Abi menggenggam tanganku. "Noura, aku minta maaf selama ini sering buat kamu kecewa. Aku minta maaf sering mengabaikan kamu. Tapi semua yang ada dipikiran kamu tadi itu semua nggak ada satupun yang bener, sayang", ia membelai lembut rambutku. "Aku nggak pernah ada main sama cewek Lombok, yang demi apapun lebih cantik kamu kemana-mana". Aku tersipu mendengarnya. "Dan kamu masih tetap jadi yang nomer satu di kehidupan aku setelah keluarga aku Noura." Ia mengeratkan genggamannya.
Tiba-tiba Abi berdiri lalu kemudian berlutut tepat dihadapanku. "Noura sayang, aku nggak mau hal kayak gini terjadi lagi. Aku nggak mau hal kayak gini bikin kamu mencari Nuga Nuga lain diluar sana", ia mengeluarkan sebuah kotak beludru kecil dari saku kemejanya. "Will you marry me ?"
Aku kaget tidak menyangka ia akan melamarku setelah mendengarkan apa yang telah ku lakukan. Aku menggeleng tidak percaya. "Tapi Bi, kamu tadi dengar masalah Nuga kan ? Kamu nggak marah ?" tanyaku hati-hati.
Abi tersenyum. "Aku yakin laki-laki bernama Nuga itu tidak lebih baik dari aku sayang dan aku yakin laki-laki itu tidak lebih kamu cintai daripada aku." Abi mengecup tanganku. "Aku nggak pernah sangsi dengan cinta kamu ke aku Ra", ucapnya lembut.

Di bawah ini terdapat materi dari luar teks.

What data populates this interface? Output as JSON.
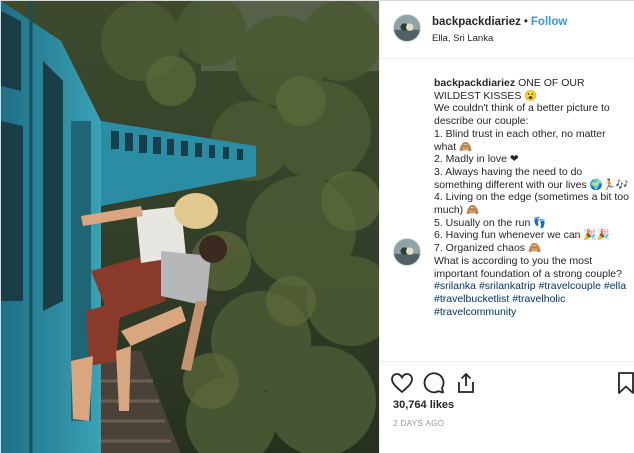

Hatiku berdebar, mataku panas, kutatap lelaki dihadapanku ini dan menemukan jawaban atas keraguan yang selama ini ada dalam pikiranku. Ternyata hanya dia yang aku butuhkan.
"Satu lagi untuk menghilangkan semua keraguan kamu, aku udah mengajukan surat permohonan pindah kerja kembali ke Jakarta. Jadi aku akan selalu bisa menemani kamu kapanpun itu Ra", ucapnya dan langsung kusambut dengan pelukan. Aku menangis, tangisan bahagia.
"Aku mau Bi, aku mau..", gumamku dari balik bahunya.
Ia menyematkan cincin itu di jari manisku, aku tersenyum. Nyatanya Abi benar-benar memenuhi janjinya, Ia membuat semuanya jauh lebih indah.